- Home
- Diergezondheid
- Dierziekten
- Westnijlvirus
Westnijlvirus
Westnijlvirus (WNV) is een bij paarden, muilezels en ezels voorkomende virusziekte die in de meeste gevallen zonder ziekteverschijnselen verloopt. Echter bij ongeveer 10 procent van de dieren worden in ernst variërende neurologische verschijnselen gezien. Het virus kan vanuit trekvogels door muggen overgedragen worden op paarden; vogels zijn de reservoirgastheer. Het paard is 'dead-end' host, hetgeen wil zeggen dat via een paard het virus niet kan worden overgedragen op de mens. Het veroorzakende virus is een Flavivirus, behorend tot dezelfde familie als het dengue-virus, gelekoortsvirus, japanse-encefalitis-virus en het tick-born-encefalitisvirus. Het is een zoönose, dat wil zeggen dat mensen WNV kunnen krijgen via overdracht vanuit dieren (in dit geval vogels).
Meldingsplichtig
WNV is meldingsplichtig op basis van artikel 15 van de Gezondheids- en welzijnswet voor dieren. WVN is opgenomen in de Europese handelsrichtlijn voor paardachtigen (Richtlijn 90/426/EC): lidstaten hebben de plicht elkaar te vrijwaren van deze ziekte.

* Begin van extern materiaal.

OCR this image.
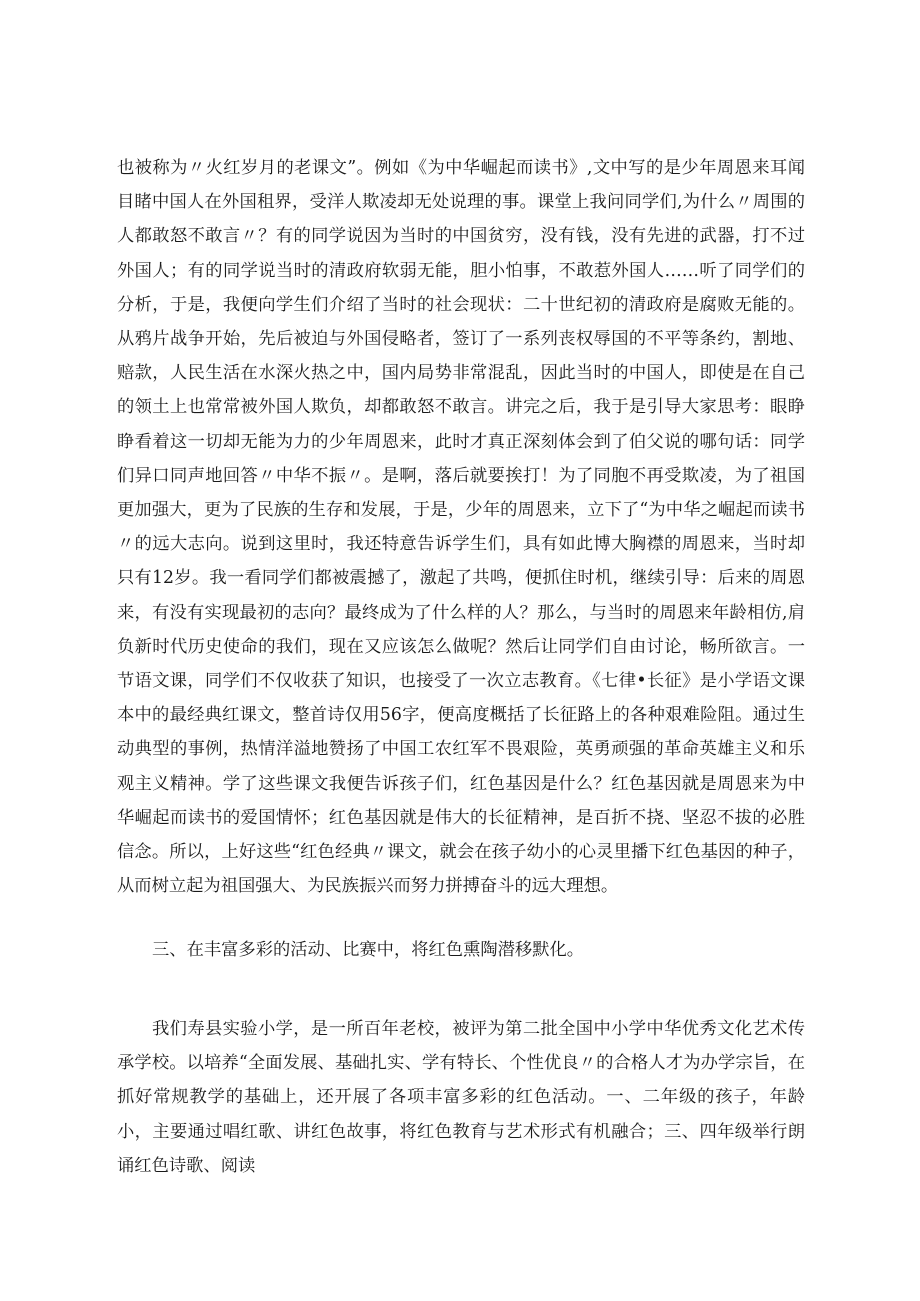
也被称为〃火红岁月的老课文”。例如《为中华崛起而读书》,文中写的是少年周恩来耳闻目睹中国人在外国租界，受洋人欺凌却无处说理的事。课堂上我问同学们,为什么〃周围的人都敢怒不敢言〃？有的同学说因为当时的中国贫穷，没有钱，没有先进的武器，打不过外国人；有的同学说当时的清政府软弱无能，胆小怕事，不敢惹外国人……听了同学们的分析，于是，我便向学生们介绍了当时的社会现状：二十世纪初的清政府是腐败无能的。从鸦片战争开始，先后被迫与外国侵略者，签订了一系列丧权辱国的不平等条约，割地、赔款，人民生活在水深火热之中，国内局势非常混乱，因此当时的中国人，即使是在自己的领土上也常常被外国人欺负，却都敢怒不敢言。讲完之后，我于是引导大家思考：眼睁睁看着这一切却无能为力的少年周恩来，此时才真正深刻体会到了伯父说的哪句话：同学们异口同声地回答〃中华不振〃。是啊，落后就要挨打！为了同胞不再受欺凌，为了祖国更加强大，更为了民族的生存和发展，于是，少年的周恩来，立下了“为中华之崛起而读书〃的远大志向。说到这里时，我还特意告诉学生们，具有如此博大胸襟的周恩来，当时却只有12岁。我一看同学们都被震撼了，激起了共鸣，便抓住时机，继续引导：后来的周恩来，有没有实现最初的志向？最终成为了什么样的人？那么，与当时的周恩来年龄相仿,肩负新时代历史使命的我们，现在又应该怎么做呢？然后让同学们自由讨论，畅所欲言。一节语文课，同学们不仅收获了知识，也接受了一次立志教育。《七律•长征》是小学语文课本中的最经典红课文，整首诗仅用56字，便高度概括了长征路上的各种艰难险阻。通过生动典型的事例，热情洋溢地赞扬了中国工农红军不畏艰险，英勇顽强的革命英雄主义和乐观主义精神。学了这些课文我便告诉孩子们，红色基因是什么？红色基因就是周恩来为中华崛起而读书的爱国情怀；红色基因就是伟大的长征精神，是百折不挠、坚忍不拔的必胜信念。所以，上好这些“红色经典〃课文，就会在孩子幼小的心灵里播下红色基因的种子，从而树立起为祖国强大、为民族振兴而努力拼搏奋斗的远大理想。

三、在丰富多彩的活动、比赛中，将红色熏陶潜移默化。

我们寿县实验小学，是一所百年老校，被评为第二批全国中小学中华优秀文化艺术传承学校。以培养“全面发展、基础扎实、学有特长、个性优良〃的合格人才为办学宗旨，在抓好常规教学的基础上，还开展了各项丰富多彩的红色活动。一、二年级的孩子，年龄小，主要通过唱红歌、讲红色故事，将红色教育与艺术形式有机融合；三、四年级举行朗诵红色诗歌、阅读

Dierziekte informatie westnijlvirus
Diagnose van westnijlvirus
De incubatietijd van het virus bij het paard varieert van drie tot vijftien dagen en daarop volgend is een korte periode waarin lage hoeveelheden virus in de bloedbaan circuleren. Bij paarden verloopt een infectie met WNV voor een groot deel van de dieren zonder (zichtbare) verschijnselen. Bij ongeveer 10 procent van de dieren worden in ernst variërende neurologische verschijnselen gezien. Hierbij valt te denken aan ataxie, spiertrillingen (vooral aan het hoofd), parese, gedragsveranderingen en prikkelbaarheid. Verder wordt bij deze dieren regelmatig algemene verschijnselen zoals koorts, anorexie, sloomheid, en/of koliek gezien. Van de dieren die wel acute neurologische verschijnselen vertonen gaat ongeveer 35 procent dood of moet worden geëuthanaseerd.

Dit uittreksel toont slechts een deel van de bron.